🤖 AI Summary
Existing LLM-based moral reasoning evaluation suffers from two key limitations: (1) a lack of interpretable, fine-grained moral annotations, and (2) heavy reliance on English, hindering cross-cultural assessment. To address these, we introduce the first multilingual, multi-hop hate speech explanation dataset grounded in Moral Foundations Theory (MFT), covering English, Portuguese, Italian, and Persian. Our dataset innovatively incorporates text-span-level rationale annotations, enabling three-dimensional fine-grained evaluation: binary hate speech detection, moral foundation classification, and rationale extraction.
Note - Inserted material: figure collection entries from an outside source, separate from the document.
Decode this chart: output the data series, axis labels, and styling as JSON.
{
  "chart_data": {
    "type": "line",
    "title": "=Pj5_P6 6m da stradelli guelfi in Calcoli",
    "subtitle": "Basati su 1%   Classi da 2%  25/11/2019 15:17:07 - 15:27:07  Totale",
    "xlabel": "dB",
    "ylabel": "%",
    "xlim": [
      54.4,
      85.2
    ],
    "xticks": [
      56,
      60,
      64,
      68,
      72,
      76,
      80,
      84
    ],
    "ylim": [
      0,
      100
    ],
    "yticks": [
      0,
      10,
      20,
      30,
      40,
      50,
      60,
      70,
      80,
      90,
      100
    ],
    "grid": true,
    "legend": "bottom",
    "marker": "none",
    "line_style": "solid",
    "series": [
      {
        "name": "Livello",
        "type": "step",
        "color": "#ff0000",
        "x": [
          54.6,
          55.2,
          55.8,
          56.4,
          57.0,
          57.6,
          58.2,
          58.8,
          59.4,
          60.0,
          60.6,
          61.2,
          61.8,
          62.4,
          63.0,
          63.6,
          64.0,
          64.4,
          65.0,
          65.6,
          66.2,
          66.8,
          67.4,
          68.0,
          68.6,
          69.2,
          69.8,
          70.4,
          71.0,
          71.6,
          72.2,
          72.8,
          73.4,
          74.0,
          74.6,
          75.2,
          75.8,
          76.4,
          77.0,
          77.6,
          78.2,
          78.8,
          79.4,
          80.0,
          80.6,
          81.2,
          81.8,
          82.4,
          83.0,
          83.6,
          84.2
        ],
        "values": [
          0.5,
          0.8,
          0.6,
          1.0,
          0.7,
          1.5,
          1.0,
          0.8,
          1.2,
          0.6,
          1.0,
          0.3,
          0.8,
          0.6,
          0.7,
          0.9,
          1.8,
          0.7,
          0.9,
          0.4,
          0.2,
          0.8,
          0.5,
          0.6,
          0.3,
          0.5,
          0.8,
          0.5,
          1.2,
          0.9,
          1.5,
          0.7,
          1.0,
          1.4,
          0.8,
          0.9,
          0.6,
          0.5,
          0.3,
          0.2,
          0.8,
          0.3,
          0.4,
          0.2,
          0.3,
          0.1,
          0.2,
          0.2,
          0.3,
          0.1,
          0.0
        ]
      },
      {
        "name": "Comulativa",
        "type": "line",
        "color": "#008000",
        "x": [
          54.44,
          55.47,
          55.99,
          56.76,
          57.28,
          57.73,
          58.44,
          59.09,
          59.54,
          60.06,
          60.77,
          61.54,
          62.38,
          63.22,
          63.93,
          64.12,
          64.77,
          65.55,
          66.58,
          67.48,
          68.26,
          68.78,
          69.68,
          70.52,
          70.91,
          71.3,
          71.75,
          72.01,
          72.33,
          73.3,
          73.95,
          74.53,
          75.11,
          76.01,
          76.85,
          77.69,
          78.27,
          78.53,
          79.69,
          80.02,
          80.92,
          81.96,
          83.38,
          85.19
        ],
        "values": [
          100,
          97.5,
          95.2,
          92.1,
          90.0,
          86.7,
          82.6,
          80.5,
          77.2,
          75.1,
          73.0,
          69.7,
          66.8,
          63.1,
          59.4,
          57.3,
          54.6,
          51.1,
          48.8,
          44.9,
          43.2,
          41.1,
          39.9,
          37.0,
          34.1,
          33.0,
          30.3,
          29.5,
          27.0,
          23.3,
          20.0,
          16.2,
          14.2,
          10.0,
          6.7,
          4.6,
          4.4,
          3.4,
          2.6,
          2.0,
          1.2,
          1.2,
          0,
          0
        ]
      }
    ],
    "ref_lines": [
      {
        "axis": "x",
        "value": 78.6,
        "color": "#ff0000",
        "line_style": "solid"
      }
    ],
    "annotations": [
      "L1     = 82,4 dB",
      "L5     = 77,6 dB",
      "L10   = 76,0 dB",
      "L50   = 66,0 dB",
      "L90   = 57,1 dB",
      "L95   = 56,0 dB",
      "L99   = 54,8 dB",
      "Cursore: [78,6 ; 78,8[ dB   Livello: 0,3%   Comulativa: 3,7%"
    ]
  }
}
Experimental results reveal that current LLMs achieve robust performance on hate speech detection (F1 = 0.836) but exhibit severe deficiencies in moral sentiment prediction (F1 < 0.35) and rationale-decision alignment—particularly for low-resource languages—exposing fundamental weaknesses in cross-lingual moral reasoning capabilities.
📝 Abstract
Ensuring the moral reasoning capabilities of Large Language Models (LLMs) is a growing concern as these systems are used in socially sensitive tasks. Nevertheless, current evaluation benchmarks present two major shortcomings: a lack of annotations that justify moral classifications, which limits transparency and interpretability; and a predominant focus on English, which constrains the assessment of moral reasoning across diverse cultural settings. In this paper, we introduce MFTCXplain, a multilingual benchmark dataset for evaluating the moral reasoning of LLMs via hate speech multi-hop explanation using Moral Foundation Theory (MFT). The dataset comprises 3,000 tweets across Portuguese, Italian, Persian, and English, annotated with binary hate speech labels, moral categories, and text span-level rationales. Empirical results highlight a misalignment between LLM outputs and human annotations in moral reasoning tasks. While LLMs perform well in hate speech detection (F1 up to 0.836), their ability to predict moral sentiments is notably weak (F1 < 0.35). Furthermore, rationale alignment remains limited mainly in underrepresented languages. These findings show the limited capacity of current LLMs to internalize and reflect human moral reasoning.